When something spills on your stainless surface, wipe it up with a wet cloth. The sooner these stains are removed the easier they are to clean. If a wet cloth doesn’t do the trick, you can add a mild detergent such as dish soap. Most of the time stainless steel cleaners are unnecessary. Soap works fine, and is gentler on your surface. Attempt this before using harsh chemicals.

Wipe in the direction of the finish.
If possible, on polished and brushed surfaces, wipe in the direction finish. This will keep the finish looking newer longer and it is less likely to scratch this way.

Use a cream cleanser for baked on grease and stains.
When water and detergent are not enough, it is ok to use something a little more substantial. Add water to baking soda to make a paste, or cream cleanser to clean more difficult stains. Use this instead of abrasive scouring brushes, as they could scratch the surface of your steel.

Use glass cleaner to remove fingerprints.
When equipment and smallwares are touched throughout the day, fingerprints get left behind. Oils from fingerprints can scratch the mirror polish on stainless steel. Glass cleaner is very effective at getting rid of these stains.

Dry immediately after cleaning.
Water spots from hard water can be avoided if the cleaned area is dried immediately. This simple step could save you a headache later. Again, wipe in the direction of the finish.

Things to keep in mind:

Bleach and chlorine do more harm than good.
While bleach is guaranteed to wipe out bacteria, it can cause more harm than good to stainless surfaces. It breaks down the protective film on your stainless steel. An ammonia solution is suitable to use in its place.

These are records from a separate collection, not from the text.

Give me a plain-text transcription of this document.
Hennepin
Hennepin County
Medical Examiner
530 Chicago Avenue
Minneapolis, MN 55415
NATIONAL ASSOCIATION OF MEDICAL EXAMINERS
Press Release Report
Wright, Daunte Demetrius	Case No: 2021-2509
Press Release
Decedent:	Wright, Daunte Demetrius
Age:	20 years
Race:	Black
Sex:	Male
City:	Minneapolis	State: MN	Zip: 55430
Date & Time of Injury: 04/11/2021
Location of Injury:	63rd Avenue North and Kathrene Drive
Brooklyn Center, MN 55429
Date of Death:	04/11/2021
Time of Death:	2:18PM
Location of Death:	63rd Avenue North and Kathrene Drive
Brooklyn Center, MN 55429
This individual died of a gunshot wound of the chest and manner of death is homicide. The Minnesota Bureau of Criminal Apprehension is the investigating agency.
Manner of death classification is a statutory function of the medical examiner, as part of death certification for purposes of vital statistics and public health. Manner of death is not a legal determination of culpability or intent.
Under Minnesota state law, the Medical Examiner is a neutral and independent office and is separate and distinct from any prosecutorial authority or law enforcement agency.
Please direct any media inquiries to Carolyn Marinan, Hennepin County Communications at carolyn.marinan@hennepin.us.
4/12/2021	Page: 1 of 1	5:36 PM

Never use rough abrasive sponges and steel wools.
These rough cleaning utensils scratch the surface of your stainless steel making it more susceptible to rust.

Rinse the surface after cleaning.
Any residual soaps or detergents can be harmful if left for a long period of time. Also they leave less than flattering streaks on your surfaces.

Only use stainless steel cleaners as a last resort.
Over time, scratches and stains do happen. If they cannot be taken care of using the steps above, then a stainless steel cleaner can be used. Be sure to read the directions before applying the cleaner.